Krieg als Zündstoff häuslicher Gewalt: 10 Jahre Gewaltschutzgesetz im EN-Kreis – eine Diskussion
In Nordrhein-Westfalen wurden letztes Jahr rund 25 000 Fälle von häuslicher Gewalt angezeigt. Für den gesamten Ennepe-Ruhr-Kreis sind das immer noch 276 Fälle. Diese Zahlen nannte der auch für Witten zuständige Opferschutzbeauftragte des Polizeipräsidiums Bochum, Ralph Jeske, am Dienstag auf einer Veranstaltung der Grünen im EN-Kreis. „Wer schlägt, der geht“ hieß es in Anlehnung an das jetzt zehn Jahre bestehende Gewaltschutzgesetz, das mit der bis dahin gängigen Praxis brach und nicht das Opfer, sondern die Täter des Hauses verwies.
Mit der grünen Sprecherin Irmingard Schewe-Gerigk, die in ihrer Zeit als Bundestagsabgeordnete maßgeblich an der Entstehung des Gewaltschutzgesetzes beteiligt war, und Marion Steffens, der Geschäftsführerin des GESINE-Netzwerks (Gesundheit.EN – Intervention gegen häusliche Gewalt), die in der Bund-Länder-Arbeitsgruppe ebenfalls an der Ausarbeitung des Gesetzes beteiligt war, diskutierten zwei Fachfrauen der ersten Stunde unter der Moderation der Landtagsabgeordneten Verena Schäffer mit Ralf Jeske über die Umsetzung des Gesetzes im Ennepe-Ruhr-Kreis. “Das Gewaltschutzgesetz hat einen unerlässlichen Beitrag geleistet, das Bewusstsein dafür zu schärfen, dass häusliche Gewalt keine Privatsache, sondern eine Straftat ist“, sagte Irmingard Schewe-Gerigk, die auch die Sprecherin der Menschenrechtsorganisation Terres des Femmes ist. Kriminalhauptkommissar Jeske machte darauf aufmerksam, dass die Dunkelziffer in diesem Bereich sehr hoch sei und man davon ausgehen müsse, dass auf einen der Polizei bekannten Fall von häuslicher Gewalt 25 unbekannte Fälle kämen. Nach dem Polizeigesetz NRW, das die Arbeit der Polizei rechtlich regelt, muss die Polizei dem Opfer die Weitergabe seiner Kontaktdaten an eine Beratungsstelle anbieten. Dieses Angebot nehmen im EN-Kreis rund 45% der Opfer wahr. Der Landesdurchschnitt liegt hier bei 31%.

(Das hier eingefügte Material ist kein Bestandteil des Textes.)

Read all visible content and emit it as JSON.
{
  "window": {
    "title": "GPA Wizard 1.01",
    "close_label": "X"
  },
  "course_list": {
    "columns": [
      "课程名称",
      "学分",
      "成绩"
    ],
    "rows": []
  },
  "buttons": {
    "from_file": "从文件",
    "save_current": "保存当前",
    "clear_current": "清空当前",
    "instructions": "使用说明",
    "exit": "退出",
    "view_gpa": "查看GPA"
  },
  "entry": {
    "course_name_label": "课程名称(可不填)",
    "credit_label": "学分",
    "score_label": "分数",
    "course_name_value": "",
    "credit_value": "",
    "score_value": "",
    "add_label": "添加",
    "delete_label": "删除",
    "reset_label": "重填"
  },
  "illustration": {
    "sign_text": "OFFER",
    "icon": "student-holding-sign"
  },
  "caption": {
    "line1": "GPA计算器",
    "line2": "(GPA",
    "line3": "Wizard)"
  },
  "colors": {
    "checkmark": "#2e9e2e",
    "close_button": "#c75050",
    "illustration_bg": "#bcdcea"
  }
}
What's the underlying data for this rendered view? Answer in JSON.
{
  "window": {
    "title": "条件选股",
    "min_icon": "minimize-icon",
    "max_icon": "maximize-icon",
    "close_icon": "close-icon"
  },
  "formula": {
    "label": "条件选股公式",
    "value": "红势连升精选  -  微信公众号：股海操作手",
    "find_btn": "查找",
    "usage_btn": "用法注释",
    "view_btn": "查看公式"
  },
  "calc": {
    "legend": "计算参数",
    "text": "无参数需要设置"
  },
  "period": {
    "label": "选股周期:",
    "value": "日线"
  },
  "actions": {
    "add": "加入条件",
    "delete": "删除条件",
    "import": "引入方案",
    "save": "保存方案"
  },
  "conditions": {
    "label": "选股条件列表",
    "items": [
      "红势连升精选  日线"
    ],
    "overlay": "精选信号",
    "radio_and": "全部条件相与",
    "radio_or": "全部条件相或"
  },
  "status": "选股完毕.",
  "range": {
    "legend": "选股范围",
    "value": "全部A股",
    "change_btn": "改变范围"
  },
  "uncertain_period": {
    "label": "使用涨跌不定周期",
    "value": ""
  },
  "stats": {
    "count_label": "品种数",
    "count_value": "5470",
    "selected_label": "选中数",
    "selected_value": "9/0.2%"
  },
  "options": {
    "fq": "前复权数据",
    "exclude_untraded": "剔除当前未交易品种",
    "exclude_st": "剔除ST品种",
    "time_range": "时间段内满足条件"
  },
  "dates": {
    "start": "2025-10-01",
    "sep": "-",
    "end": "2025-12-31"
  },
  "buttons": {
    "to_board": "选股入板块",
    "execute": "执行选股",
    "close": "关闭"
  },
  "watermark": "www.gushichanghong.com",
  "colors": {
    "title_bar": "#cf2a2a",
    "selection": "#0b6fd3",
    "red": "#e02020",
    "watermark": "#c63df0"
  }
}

Die Anwesenden stimmten darin überein, dass das Gewaltschutzgesetz viel bewirkt habe, auch wenn es gerade im Bereich der Justiz noch viel zu tun gäbe. Schewe-Gerigk forderte eine angemessenere Bestrafung bei Verstößen gegen das Gewaltschutzgesetz. Das sei keine Bagatelle. „Das Gesetz gibt einen klaren Rahmen vor, den die Justiz nicht in allen Fällen umfassend anwendet.“, sagte die Sprecherin von Terres des Femmes. Das sei kein rein juristisches, vielmehr ein gesellschaftliches Phänomen. „In Deutschland wird alle zweieinhalb Tage eine Frau von ihrem Mann umgebracht, vielfach wird in den Medien dann nicht von Mord, sondern von einem Familiendrama gesprochen“ untermauerte Schewe-Gerigk. Dennoch steige die Zahl der Anzeigen von häuslicher Gewalt durch das soziale Umfeld, merkte Jeske an, auch wenn es seit der Verabschiedung des Gewaltschutzgesetzes vor zehn Jahren keine neuen Impulse gegeben habe. Steffens ergänzte, dass sie das Thema Gewalt an Frauen gern als Querschnittsthema in allen Bereichen verankert sähe. Ein Vorbild könnten hierbei die USA sein, wo das Thema als Stabsstelle direkt Präsident Obama untergeordnet sei. Vor allem aber müsse allen klar sein, dass immer dann, wenn „ein Staat an in- oder ausländischen kriegerischen Auseinandersetzungen beteiligt ist, auch die häusliche Gewalt ansteigt“, sagte Steffens. Deshalb sei es wichtig, Gewalt befördernde Strukturen zu identifizieren und zu verändern.